Diltiazem

  • Diltiazem is non-dihydropyridine calcium channel blocker. Calcium channel blocker (CCBs) also known as calcium channel antagonist or calcium antagonist are group of medicines that block movement of calcium through calcium channel.
  • Chemically it is benzothiazepine derivative. It was approved by FDA in 1982. It is also available as generic medicine. 

Indications of diltiazem

  • Used to treat chronic stable angina.
  • In hypertension.
  • In atrial arrhythmia.
  • To treat paroxysmal supraventricular tachycardia. 
  • Its off label uses include:
    • Migraine prophylaxis.
    • Pulmonary hypertension.
    • Anal fissures.
    • Rest related cramps in lower extremities.

Mechanism of action of diltiazem

Figure – The primary mechanism of action of diltiazem is by blocking calcium channel

  • It exerts its effect by various mechanism of action. Its primary mechanism of action is to inhibit calcium influx by blocking calcium channel. 
  • Calcium plays important role in excitation-contraction coupling in the skeletal, cardiac and smooth muscle. The contractility of cardiac and vascular smooth muscle is highly dependent on extracellular calcium.
  • There are two types of calcium channel in heart: L channel and T channel. 
  • Diltiazem binds to alpha-1 subunit of L channel and inhibit entry of calcium into cardiac and vascular smooth muscle. This causes decrease in intracellular calcium leading to relaxation of vascular smooth muscle, vasodilation and ultimately reduce blood pressure. It reduces contraction in cardiac muscle and slows sinus pacemaker and AV conduction.
  • Diltiazem is potent coronary artery vasodilator. It also exhibits negative ionotropic and negative chronotropic effect. 

Pharmacokinetics of diltiazem

  • Administered by oral or IV route. Its topical formulation is available for off-label use. It is readily absorbed from GI tract after oral administration. Also available extended-release oral formulation which allows once per day dosing. 
  • It undergoes extensive first- pass metabolism which is the reason for its low oral bioavailability. It binds extensively to plasma proteins (around 70-80%). The major proteins are albumin and alpha 1 glycoprotein. 
  • It is metabolized in liver by CYP3A4 enzymes. The major metabolite of diltiazem is N- monodesmethyl diltiazem, deacetyldiltiazem and N- monodesmethyl diltiazem. All the metabolites are less active than diltiazem as vasodilator.
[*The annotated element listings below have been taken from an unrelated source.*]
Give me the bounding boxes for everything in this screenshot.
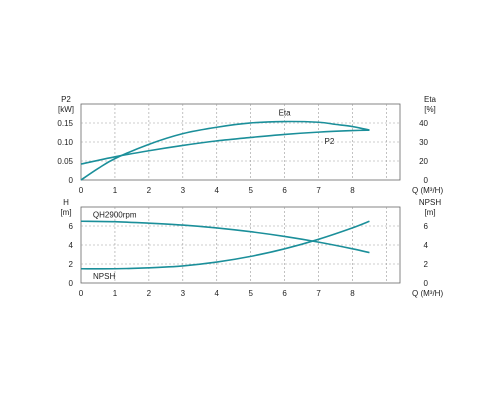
panel1-x-tick-label: 6 <box>282 186 287 195</box>
panel1-x-tick-label: 8 <box>350 186 355 195</box>
panel2-x-tick-label: 2 <box>147 289 152 298</box>
panel2-x-tick-label: 4 <box>215 289 220 298</box>
panel1-right-tick-label: 40 <box>419 119 428 128</box>
panel2-series-npsh-line <box>80 220 370 270</box>
panel2-left-tick-label: 6 <box>69 222 74 231</box>
panel2-left-tick-label: 2 <box>69 260 74 269</box>
panel1-right-tick-label: 0 <box>424 176 429 185</box>
panel2-x-tick-label: 0 <box>79 289 84 298</box>
panel2-right-tick-label: 4 <box>424 241 429 250</box>
panel1-left-tick-label: 0 <box>69 176 74 185</box>
panel2-left-tick-label: 0 <box>69 279 74 288</box>
panel2-series-qh2900rpm-label: QH2900rpm <box>93 211 137 220</box>
panel1-left-tick-label: 0.15 <box>57 119 73 128</box>
panel1-x-tick-label: 3 <box>181 186 186 195</box>
panel1-left-axis-title: P2 <box>61 95 71 104</box>
panel1-x-axis-title: Q (M³/H) <box>412 186 443 195</box>
panel2-x-tick-label: 6 <box>282 289 287 298</box>
panel1-x-tick-label: 2 <box>147 186 152 195</box>
panel1-x-tick-label: 1 <box>113 186 118 195</box>
panel2-left-axis-unit: [m] <box>60 208 71 217</box>
panel1-right-tick-label: 20 <box>419 157 428 166</box>
panel1-left-tick-label: 0.10 <box>57 138 73 147</box>
panel2-series-qh2900rpm-line <box>80 220 370 254</box>
panel1-series-p2-label: P2 <box>325 137 335 146</box>
panel1-x-tick-label: 4 <box>215 186 220 195</box>
panel2-right-tick-label: 6 <box>424 222 429 231</box>
panel1-left-tick-label: 0.05 <box>57 157 73 166</box>
panel1-x-tick-label: 0 <box>79 186 84 195</box>
panel2-x-axis-title: Q (M³/H) <box>412 289 443 298</box>
panel1-series-eta-label: Eta <box>279 109 292 118</box>
panel1-right-axis-unit: [%] <box>424 105 436 114</box>
panel2-x-tick-label: 1 <box>113 289 118 298</box>
panel1-x-tick-label: 7 <box>316 186 321 195</box>
panel2-left-tick-label: 4 <box>69 241 74 250</box>
panel2-x-tick-label: 3 <box>181 289 186 298</box>
panel1-right-tick-label: 30 <box>419 138 428 147</box>
panel2-x-tick-label: 5 <box>248 289 253 298</box>
panel2-right-tick-label: 2 <box>424 260 429 269</box>
panel1-right-axis-title: Eta <box>424 95 437 104</box>
panel2-series-npsh-label: NPSH <box>93 272 115 281</box>
panel1-series-p2-line <box>80 129 370 165</box>
panel2-x-tick-label: 7 <box>316 289 321 298</box>
panel1-x-tick-label: 5 <box>248 186 253 195</box>
panel2-left-axis-title: H <box>63 198 69 207</box>
panel2-x-tick-label: 8 <box>350 289 355 298</box>
panel2-right-tick-label: 0 <box>424 279 429 288</box>
panel1-series-eta-line <box>80 120 370 181</box>
panel1-plot-frame <box>80 103 401 181</box>
panel2-right-axis-title: NPSH <box>419 198 441 207</box>
panel2-right-axis-unit: [m] <box>424 208 435 217</box>
panel1-left-axis-unit: [kW] <box>58 105 74 114</box>
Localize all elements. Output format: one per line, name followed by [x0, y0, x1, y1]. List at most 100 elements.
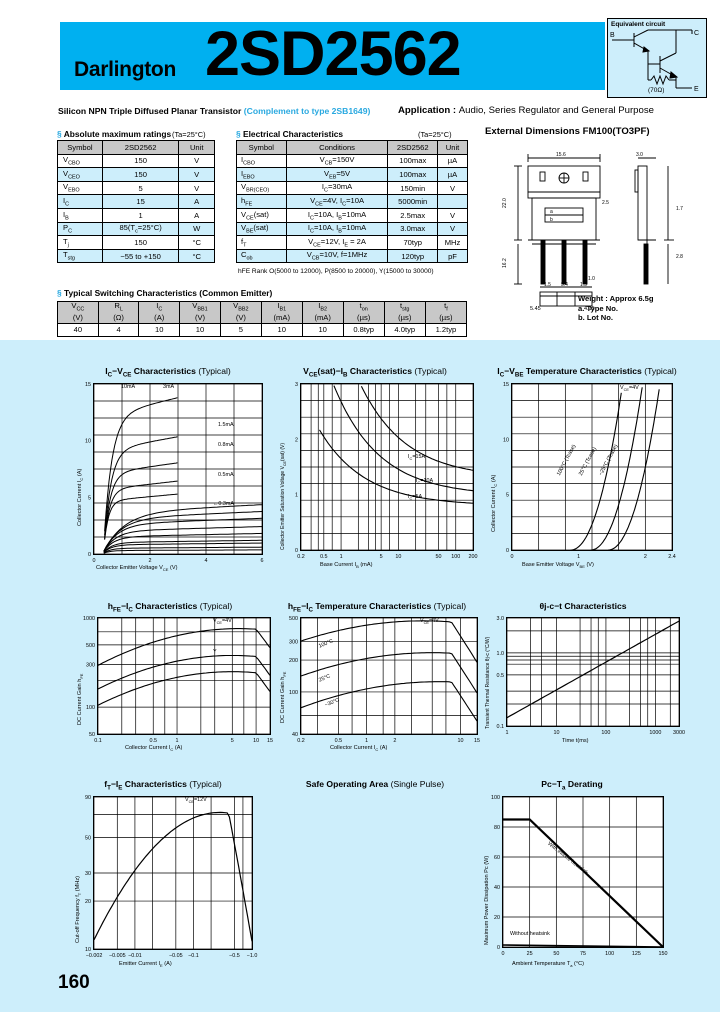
table-cell: VCEO [57, 167, 103, 182]
svg-text:300: 300 [289, 639, 298, 645]
svg-text:125: 125 [632, 951, 641, 957]
chart-title-sub: (Typical) [199, 601, 233, 611]
svg-text:2: 2 [149, 558, 152, 564]
svg-text:2.8: 2.8 [676, 254, 683, 260]
svg-text:30: 30 [85, 871, 91, 877]
svg-text:25: 25 [527, 951, 533, 957]
table-cell: 15 [101, 194, 180, 209]
table-cell: 10 [301, 322, 344, 338]
chart-title: hFE−IC Temperature Characteristics (Typi… [268, 601, 486, 614]
table-row: IC 15 A [57, 194, 215, 209]
extdim-heading: External Dimensions FM100(TO3PF) [485, 126, 650, 137]
svg-text:20: 20 [494, 915, 500, 921]
svg-text:10: 10 [85, 439, 91, 445]
chart-vcesat-ib: VCE(sat)−IB Characteristics (Typical) 0.2… [268, 366, 482, 576]
svg-text:200: 200 [469, 554, 478, 560]
svg-text:50: 50 [553, 951, 559, 957]
x-axis-label: Collector Current IC (A) [125, 745, 183, 753]
chart-title-sub: (Typical) [433, 601, 467, 611]
table-cell: VCB=150V [285, 153, 389, 169]
table-cell: 40 [57, 322, 99, 338]
table-cell: 10 [138, 322, 181, 338]
svg-text:90: 90 [85, 795, 91, 801]
table-cell: VBR(CEO) [236, 180, 287, 196]
chart-title: IC−VBE Temperature Characteristics (Typi… [478, 366, 696, 379]
amr-condition: (Ta=25°C) [172, 130, 206, 139]
table-row: VCBO 150 V [57, 153, 215, 169]
package-note-a: a. Type No. [578, 303, 618, 313]
column-header: ton (µs) [342, 301, 385, 324]
table-cell: A [178, 207, 215, 223]
column-header: 2SD2562 [387, 140, 439, 155]
chart-title: Safe Operating Area (Single Pulse) [268, 779, 482, 789]
curve-label: 1.5mA [218, 422, 234, 428]
table-cell: 1.2typ [424, 322, 468, 338]
table-cell: 10 [179, 322, 221, 338]
svg-text:40: 40 [292, 732, 298, 738]
chart-ft-ie: fT−IE Characteristics (Typical) −0.002 −0.… [63, 779, 263, 979]
chart-title: θj-c−t Characteristics [474, 601, 692, 611]
chart-title-sub: (Typical) [644, 366, 677, 376]
extdim-title: External Dimensions [485, 126, 580, 137]
table-cell: IC=10A, IB=10mA [285, 221, 389, 237]
y-axis-label: Collector Current IC (A) [491, 474, 499, 532]
x-axis-label: Collector Emitter Voltage VCE (V) [96, 565, 178, 573]
svg-text:22.0: 22.0 [502, 198, 508, 208]
table-cell: 70typ [387, 235, 439, 250]
table-row: ICBO VCB=150V 100max µA [236, 153, 468, 169]
chart-title-main: IC−VBE Temperature Characteristics [497, 366, 642, 379]
extdim-package: FM100(TO3PF) [582, 126, 650, 137]
svg-text:0: 0 [93, 558, 96, 564]
table-cell: 1 [101, 207, 180, 223]
chart-condition: VCE=4V [620, 385, 639, 393]
svg-text:1.0: 1.0 [497, 651, 505, 657]
svg-text:1.7: 1.7 [676, 206, 683, 212]
curve-label: IC=15A [408, 454, 426, 462]
y-axis-label: Collector Current IC (A) [77, 468, 85, 526]
svg-text:150: 150 [659, 951, 668, 957]
table-cell: 100max [387, 153, 439, 169]
table-row: VBR(CEO) IC=30mA 150min V [236, 180, 468, 196]
column-header: Conditions [285, 140, 389, 155]
chart-title-main: Pc−Ta Derating [541, 779, 603, 792]
x-axis-label: Time t(ms) [562, 738, 589, 744]
chart-hfe-ic-temp: hFE−IC Temperature Characteristics (Typi… [268, 601, 486, 756]
column-header: tstg (µs) [383, 301, 426, 324]
table-row: VEBO 5 V [57, 180, 215, 196]
table-cell: °C [178, 248, 215, 264]
table-header-row: VCC (V) RL (Ω) IC (A) VBB1 (V) VBB2 (V) IB1 (mA) IB2… [57, 301, 468, 324]
table-cell: IC=10A, IB=10mA [285, 207, 389, 223]
y-axis-label: Cut-off Frequency fT (MHz) [75, 875, 83, 943]
svg-text:200: 200 [289, 658, 298, 664]
sw-title: Typical Switching Characteristics (Commo… [64, 288, 273, 298]
curve-label: 3mA [163, 384, 175, 390]
svg-text:0.5: 0.5 [320, 554, 328, 560]
svg-text:100: 100 [451, 554, 460, 560]
table-cell: A [178, 194, 215, 209]
table-cell: VCE=12V, IE = 2A [285, 235, 389, 250]
svg-text:1: 1 [506, 730, 509, 736]
x-axis-label: Ambient Temperature Ta (°C) [512, 961, 585, 969]
chart-title: Pc−Ta Derating [472, 779, 672, 792]
table-cell: 150 [101, 167, 180, 182]
package-drawing: 15.6 22.0 16.2 2.5 1.0 5.45 4.15 3.0 1.7… [488, 140, 706, 318]
chart-plot-area: 0 2 4 6 0 5 10 15 [85, 382, 264, 564]
chart-ic-vbe-temp: IC−VBE Temperature Characteristics (Typi… [478, 366, 696, 576]
table-cell: 150min [387, 180, 439, 196]
table-cell: IB [57, 207, 103, 223]
table-cell: Tstg [57, 248, 103, 264]
svg-text:−1.0: −1.0 [247, 953, 258, 959]
curve-label: 0.8mA [218, 442, 234, 448]
svg-text:100: 100 [491, 795, 500, 801]
svg-text:−0.002: −0.002 [86, 953, 103, 959]
table-cell: V [437, 180, 468, 196]
svg-text:15: 15 [474, 738, 480, 744]
chart-plot-area: 0 25 50 75 100 125 150 0 20 40 60 80 100 [491, 795, 668, 957]
amr-heading: § Absolute maximum ratings [57, 129, 171, 139]
svg-text:15.6: 15.6 [556, 152, 566, 158]
electrical-characteristics-table: Symbol Conditions 2SD2562 Unit ICBO VCB=150V 1… [236, 140, 468, 264]
table-row: VBE(sat) IC=10A, IB=10mA 3.0max V [236, 221, 468, 237]
svg-text:0: 0 [502, 951, 505, 957]
svg-text:500: 500 [86, 643, 95, 649]
chart-plot-area: 0 1 2 2.4 0 5 10 15 [503, 382, 676, 560]
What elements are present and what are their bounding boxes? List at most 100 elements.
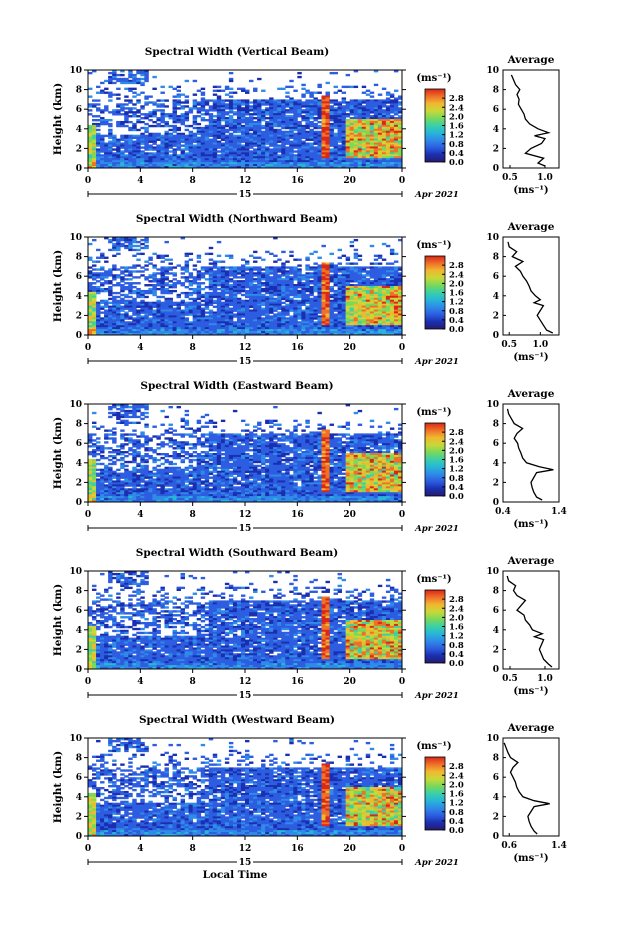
heatmap-cell [293, 299, 298, 303]
heatmap-cell [269, 113, 274, 116]
heatmap-cell [88, 113, 93, 116]
heatmap-cell [188, 146, 194, 149]
heatmap-cell [253, 286, 258, 289]
heatmap-cell [104, 166, 109, 169]
average-frame [502, 69, 560, 169]
heatmap-cell [281, 150, 286, 153]
heatmap-cell [269, 138, 274, 141]
heatmap-cell [301, 293, 306, 297]
heatmap-cell [309, 138, 314, 141]
heatmap-cell [104, 317, 109, 320]
heatmap-cell [265, 132, 270, 136]
heatmap-cell [257, 134, 262, 138]
heatmap-cell [261, 319, 266, 322]
heatmap-cell [305, 120, 310, 124]
heatmap-cell [321, 268, 326, 271]
heatmap-cell [289, 109, 294, 112]
heatmap-cell [369, 154, 375, 157]
heatmap-cell [373, 134, 379, 138]
heatmap-cell [188, 130, 194, 134]
heatmap-cell [184, 124, 190, 128]
heatmap-cell [192, 264, 198, 267]
heatmap-cell [265, 270, 270, 273]
heatmap-cell [325, 286, 330, 289]
heatmap-cell [345, 305, 351, 308]
heatmap-cell [377, 256, 383, 259]
heatmap-cell [321, 113, 326, 116]
heatmap-cell [249, 274, 254, 277]
unit-label: (ms⁻¹) [416, 73, 451, 84]
heatmap-cell [168, 158, 173, 161]
heatmap-cell [124, 244, 129, 248]
heatmap-cell [317, 280, 322, 283]
heatmap-cell [224, 113, 230, 116]
heatmap-cell [220, 89, 226, 92]
heatmap-cell [188, 252, 194, 256]
heatmap-cell [253, 274, 258, 277]
heatmap-cell [333, 276, 338, 279]
heatmap-cell [236, 307, 242, 310]
heatmap-cell [152, 138, 157, 141]
heatmap-cell [168, 164, 173, 167]
heatmap-cell [156, 299, 161, 303]
heatmap-cell [112, 321, 117, 324]
heatmap-cell [120, 331, 125, 334]
heatmap-cell [285, 130, 290, 134]
heatmap-cell [289, 280, 294, 283]
heatmap-cell [88, 321, 93, 324]
heatmap-cell [212, 260, 218, 263]
heatmap-cell [228, 317, 234, 320]
heatmap-cell [281, 270, 286, 273]
heatmap-cell [377, 107, 383, 110]
heatmap-cell [325, 276, 330, 279]
heatmap-cell [152, 333, 157, 336]
heatmap-cell [377, 126, 383, 130]
heatmap-cell [208, 297, 214, 301]
heatmap-cell [208, 109, 214, 112]
heatmap-cell [152, 280, 157, 283]
heatmap-cell [152, 134, 157, 138]
heatmap-cell [196, 295, 202, 299]
heatmap-cell [108, 111, 113, 114]
heatmap-cell [305, 138, 310, 141]
heatmap-cell [329, 305, 334, 308]
heatmap-cell [120, 107, 125, 110]
heatmap-cell [212, 109, 218, 112]
heatmap-cell [196, 254, 202, 257]
heatmap-cell [325, 140, 330, 143]
heatmap-cell [120, 242, 125, 246]
heatmap-cell [349, 111, 355, 114]
heatmap-cell [172, 289, 177, 293]
heatmap-cell [196, 130, 202, 134]
heatmap-cell [257, 297, 262, 301]
heatmap-cell [245, 152, 250, 155]
heatmap-cell [357, 126, 363, 130]
heatmap-cell [228, 307, 234, 310]
heatmap-cell [397, 146, 403, 149]
heatmap-cell [156, 331, 161, 334]
heatmap-cell [261, 323, 266, 326]
heatmap-cell [208, 152, 214, 155]
heatmap-cell [245, 140, 250, 143]
heatmap-cell [124, 313, 129, 316]
heatmap-cell [124, 325, 129, 328]
heatmap-cell [100, 307, 105, 310]
heatmap-cell [349, 142, 355, 145]
heatmap-cell [373, 160, 379, 163]
heatmap-cell [377, 101, 383, 104]
heatmap-cell [265, 164, 270, 167]
heatmap-cell [132, 248, 137, 252]
heatmap-cell [128, 71, 133, 75]
heatmap-cell [397, 154, 403, 157]
heatmap-cell [148, 160, 153, 163]
heatmap-cell [277, 276, 282, 279]
heatmap-cell [212, 305, 218, 308]
heatmap-cell [140, 70, 145, 73]
heatmap-cell [317, 307, 322, 310]
heatmap-cell [273, 289, 278, 293]
heatmap-cell [188, 293, 194, 297]
heatmap-cell [180, 144, 186, 147]
heatmap-cell [92, 126, 97, 130]
heatmap-cell [204, 142, 210, 145]
heatmap-cell [397, 150, 403, 153]
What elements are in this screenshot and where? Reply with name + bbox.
It is excreted via urine. 
  • Its half-life may vary according to the dosage form. The plasma elimination half-life after single or multiple oral dose is 3-4.5 hours, after single or multiple extended release formulation is 6-9 hours and after single IV injection is around 3 hours. Half-life may increase in patients with hepatic impairment. 

Adverse Effects

  • Its common adverse effects are edema, headache, fatigue, dizziness, and bradycardia. It can also cause severe side effects like congestive heart failure, hepatotoxicity and myocardial infarction. 
  • It can also create or worsen new arrhythmias. 

Drug Interactions

  • Concurrent administration of CYP 450 inhibitors may increase its concentration and increase its side effects. 
  • Concurrent administration of diltiazem with agents which slows cardiac conduction may lead to worsening of side effects like bradycardia or AV block. 
  • IV diltiazem is contraindicated with concurrent or recent administration of IV beta-blockers as it can cause bradycardia and AV block. 

Contraindications

  • Contraindicated in patients with hypersensitivity to diltiazem.
  • Contraindicated in patients with sick sinus syndrome and second/ third degree AV block. 
  • IV diltiazem is avoided in patients with cardiogenic shock, ventricular tachycardia, atrial fibrillation or flutter associated with an accessory bypass tract.

References

  1. https://www.ncbi.nlm.nih.gov/books/NBK532937/
  2. https://go.drugbank.com/drugs/DB00343
  3. Padial et al. Clinical Experience with Diltiazem in the Treatment of Cardiovascular Diseases. Cardiol Ther. 2016 Jun; 5(1): 75–82.
  4. Pharmacology and Pharmacotherapeutics. 24th edition.
  5. Goodman and Gillman Manual of Pharmacology and Therapeutics.
  6. Lippincott Illustrated Reviews Pharmacology, 6th edition.
  7. A Textbook of Clinical Pharmacology and Therapeutics. 5th edition.